Geçmişte olan olaylar karanlıkta kaldığı sürece bugün ve yarınlarımızda tehdit altındadır. Daha dün 16 şehit verdik. FETÖ’cü itirafçı generali kim terfi ettirdi. 15/16 Temmuz’la hesaplaştık mı? Çözüm süreci niye başladı, neden sona erdi.   

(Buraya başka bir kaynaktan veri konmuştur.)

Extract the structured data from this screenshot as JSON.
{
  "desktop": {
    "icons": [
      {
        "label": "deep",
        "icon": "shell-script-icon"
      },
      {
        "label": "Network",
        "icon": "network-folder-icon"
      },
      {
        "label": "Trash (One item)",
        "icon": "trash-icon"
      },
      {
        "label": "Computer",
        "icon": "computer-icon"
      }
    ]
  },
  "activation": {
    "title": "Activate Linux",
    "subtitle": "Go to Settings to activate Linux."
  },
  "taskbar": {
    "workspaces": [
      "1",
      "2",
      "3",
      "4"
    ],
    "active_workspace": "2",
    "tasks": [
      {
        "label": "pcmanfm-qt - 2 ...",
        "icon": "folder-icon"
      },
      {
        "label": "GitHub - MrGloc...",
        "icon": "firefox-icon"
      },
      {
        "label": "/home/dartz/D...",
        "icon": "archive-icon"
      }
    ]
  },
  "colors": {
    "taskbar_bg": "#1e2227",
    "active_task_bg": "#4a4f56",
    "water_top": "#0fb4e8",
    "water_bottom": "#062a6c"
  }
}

Papazı neden iade ettik. Ergenekon Balyoz kahramanları şimdi neredeler. Eşref Bitlis’i Ergenekon’un tepesine oturtan MİT, olay sonrası hiçbir araştırma yapmayan Genelkurmay, dosyayı zaman aşımı gerekçesiyle sümen altı eden yetkililer kimlerdir? Bu konuda demeç veren siyasiler buna benzer olayları aydınlatmadıkça bu düzen böyle devam eder. 

 

-Özellikle ABD’ye karşı bölgesel çözümler peşinde olduğu ve bu işin arkasında ABD’nin olduğuna ilişkin bilgilere ulaştığı ileri sürüldü. Bugün gelinen yere bakarak ne dersiniz. ABD artık alenen işin arkasında ve devlet yetkilileri de açıkça ABD’yi söylüyor. 

 

28 sene önce ABD’nin bölgedeki PKK desteğini resmen belgeleyen bunu devletin resmî kayıtlarına geçirten ve çözüm önerisini sunan bir Generalin o zamanki tespitlerinin günümüzde devlet politikasına dönüşmesi  olumlu ama gecikmiş bir tespittir.   

 

- Biraz babanız ve aile geçmişiniz hakkında bilgi verir misiniz? 

 

Ben Allah devlete millete zeval vermesin ahlakıyla büyüdüm. Babam Malatya da terzilik yapan bir ailenin çocuğu olarak dünyaya geldi. Cumhuriyet Türkiye’sinde yetişerek Jandarma Genel Komutanı  oldu. Ben inanıyorum ki, bu Millet bağrından Amerikan emperyalizmine karşı duracak Eşref Bitlisler çıkartacaktır. Tüm şehitlerimizin ruhu şad olsun.